Isadora soltou uma risada fraca e pálida.

— O Sr. Afonso planeja me banir do setor de tecnologia para sempre?

— Você pode continuar no setor, mas não na Vitalis.

— Por quê?

— Os detalhes não lhe dizem respeito.

O olhar severo de Afonso brilhou levemente.

— Mas no futuro, você entenderá.

— Além disso, entregue um recado meu ao Carlos.

Isadora encarou aqueles lábios desenhados, que não possuíam o menor traço de calor humano.

— Que recado?

— Diga ao Carlos que, se ele já perdeu o interesse no palco que é Rio Belo, o melhor que ele faz é se retirar de cena logo.

Isadora tomou um susto.

A frase parecia inofensiva à primeira vista.

Mas, no fundo, era uma ameaça velada.

--

Naiara descobriu sobre o colapso da família Coelho através do noticiário.

Ela olhou para o homem à sua frente, que brincava com o bebê, exibindo um sorriso radiante no rosto. Suspirou intimamente.

Quem diria que toda aquela destruição havia sido friamente calculada e executada por este homem de aparência tão gentil?

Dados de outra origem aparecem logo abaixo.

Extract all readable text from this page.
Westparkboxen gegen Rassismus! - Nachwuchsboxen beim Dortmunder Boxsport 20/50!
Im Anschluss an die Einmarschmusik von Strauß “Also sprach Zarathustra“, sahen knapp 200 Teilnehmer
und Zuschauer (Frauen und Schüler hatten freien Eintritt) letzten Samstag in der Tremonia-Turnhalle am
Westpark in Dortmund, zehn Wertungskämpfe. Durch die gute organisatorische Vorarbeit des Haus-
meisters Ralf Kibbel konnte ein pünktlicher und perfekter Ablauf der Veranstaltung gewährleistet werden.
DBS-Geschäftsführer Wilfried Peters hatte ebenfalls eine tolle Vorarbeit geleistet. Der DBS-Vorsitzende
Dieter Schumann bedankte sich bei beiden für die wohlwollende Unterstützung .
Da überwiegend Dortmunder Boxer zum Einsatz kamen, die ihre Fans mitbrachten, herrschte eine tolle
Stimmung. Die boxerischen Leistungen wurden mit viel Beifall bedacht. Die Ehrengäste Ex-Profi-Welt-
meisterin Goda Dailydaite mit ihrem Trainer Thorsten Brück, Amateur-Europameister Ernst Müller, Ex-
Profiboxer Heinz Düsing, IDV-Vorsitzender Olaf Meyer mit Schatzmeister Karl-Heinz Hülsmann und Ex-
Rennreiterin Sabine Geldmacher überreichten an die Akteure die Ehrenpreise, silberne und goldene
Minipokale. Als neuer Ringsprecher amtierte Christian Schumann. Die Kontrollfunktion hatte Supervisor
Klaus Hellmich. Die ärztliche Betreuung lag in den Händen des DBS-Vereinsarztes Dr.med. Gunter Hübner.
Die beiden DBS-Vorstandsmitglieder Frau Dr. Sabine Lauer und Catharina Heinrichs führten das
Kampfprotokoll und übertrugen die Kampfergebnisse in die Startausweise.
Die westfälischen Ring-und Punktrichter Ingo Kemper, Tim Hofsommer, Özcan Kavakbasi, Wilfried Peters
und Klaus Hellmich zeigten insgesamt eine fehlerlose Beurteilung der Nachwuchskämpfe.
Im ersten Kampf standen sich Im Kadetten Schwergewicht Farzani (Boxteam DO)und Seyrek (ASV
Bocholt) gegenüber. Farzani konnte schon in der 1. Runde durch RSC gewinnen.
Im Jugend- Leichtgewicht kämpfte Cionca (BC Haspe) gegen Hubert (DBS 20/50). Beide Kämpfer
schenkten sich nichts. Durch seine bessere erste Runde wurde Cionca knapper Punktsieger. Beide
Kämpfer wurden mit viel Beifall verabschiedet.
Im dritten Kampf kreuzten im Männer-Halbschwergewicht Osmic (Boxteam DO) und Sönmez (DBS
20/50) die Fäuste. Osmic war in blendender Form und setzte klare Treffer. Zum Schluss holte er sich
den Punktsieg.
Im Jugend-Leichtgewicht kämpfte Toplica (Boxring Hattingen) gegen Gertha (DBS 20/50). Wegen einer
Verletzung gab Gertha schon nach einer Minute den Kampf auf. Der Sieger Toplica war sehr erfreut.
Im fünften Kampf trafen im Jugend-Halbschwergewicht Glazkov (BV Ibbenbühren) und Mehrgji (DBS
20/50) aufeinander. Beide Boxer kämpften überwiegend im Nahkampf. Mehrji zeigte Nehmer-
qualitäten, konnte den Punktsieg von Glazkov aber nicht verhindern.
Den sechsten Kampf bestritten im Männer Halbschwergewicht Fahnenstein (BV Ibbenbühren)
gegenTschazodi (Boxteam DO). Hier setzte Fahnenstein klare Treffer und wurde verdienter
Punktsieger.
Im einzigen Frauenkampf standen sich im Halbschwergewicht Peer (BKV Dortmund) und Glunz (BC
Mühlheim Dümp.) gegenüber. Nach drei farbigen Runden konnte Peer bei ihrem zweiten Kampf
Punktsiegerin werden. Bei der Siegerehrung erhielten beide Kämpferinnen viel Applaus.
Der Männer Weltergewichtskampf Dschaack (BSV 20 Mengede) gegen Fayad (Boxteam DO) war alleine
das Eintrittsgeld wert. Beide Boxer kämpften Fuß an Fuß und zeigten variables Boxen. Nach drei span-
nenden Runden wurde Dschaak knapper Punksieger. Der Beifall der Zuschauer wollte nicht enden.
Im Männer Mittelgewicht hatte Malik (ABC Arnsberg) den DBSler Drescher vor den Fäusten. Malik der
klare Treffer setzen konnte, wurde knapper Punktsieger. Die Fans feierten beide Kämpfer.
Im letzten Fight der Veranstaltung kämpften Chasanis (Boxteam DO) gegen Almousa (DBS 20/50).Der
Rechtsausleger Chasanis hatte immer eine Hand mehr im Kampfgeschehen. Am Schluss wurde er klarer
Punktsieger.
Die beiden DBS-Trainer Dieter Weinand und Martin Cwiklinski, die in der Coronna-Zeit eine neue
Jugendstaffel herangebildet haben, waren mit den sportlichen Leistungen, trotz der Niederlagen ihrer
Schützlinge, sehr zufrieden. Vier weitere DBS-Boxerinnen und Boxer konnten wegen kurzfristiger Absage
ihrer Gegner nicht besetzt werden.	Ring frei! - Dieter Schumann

Naiara deixou o celular de lado, caminhou até ele e o abraçou por trás.

— Naquele dia, eu avisei explicitamente ao Breno para não te contar o que aconteceu, mas ele foi correndo relatar.

O resultado foi o caos na família Coelho.

E a saída relâmpago de Isadora da Tecnologia Vitalis.

— Diz aí, como eu devo punir o Breno?

Afonso voltou sua atenção para ela.

Naiara levou um segundo para entender.

— Não é possível?

— É. O seu corpo acabou de se recuperar, você não aguentaria. Então, teremos que esperar mais um pouco.

Naiara escondeu o rosto na curva do pescoço dele, rindo.

— O que você está dizendo...

Afonso olhou para ela com os olhos transbordando de carinho, exibindo um sorriso indulgente. Inclinou-se e a pegou no colo, sentando-se no sofá com ela.

Naiara entrelaçou os braços no pescoço dele, lançando-lhe um olhar sedutor.

— O que foi?

— Antes de continuarmos esperando, quero provar um pouco dessa doçura agora — respondeu Afonso.

Dito isso, capturou os lábios dela.

Um beijo profundo e envolvente. A respiração de ambos começou a ficar pesada.

Quando a porta do quarto foi empurrada abruptamente, os dois tomaram um susto.

Felícia rapidamente cobriu os olhos de Natália.

— Ai, minha nossa senhora das crianças! Eu não te disse que tem que bater na porta antes de entrar? Olha só para isso.

Natália mostrou a língua, um pouco envergonhada.

— Eu só queria ver o meu irmãozinho logo, fiquei impaciente.

Naiara se levantou do colo de Afonso, caminhou até Natália e segurou a mãozinha dela.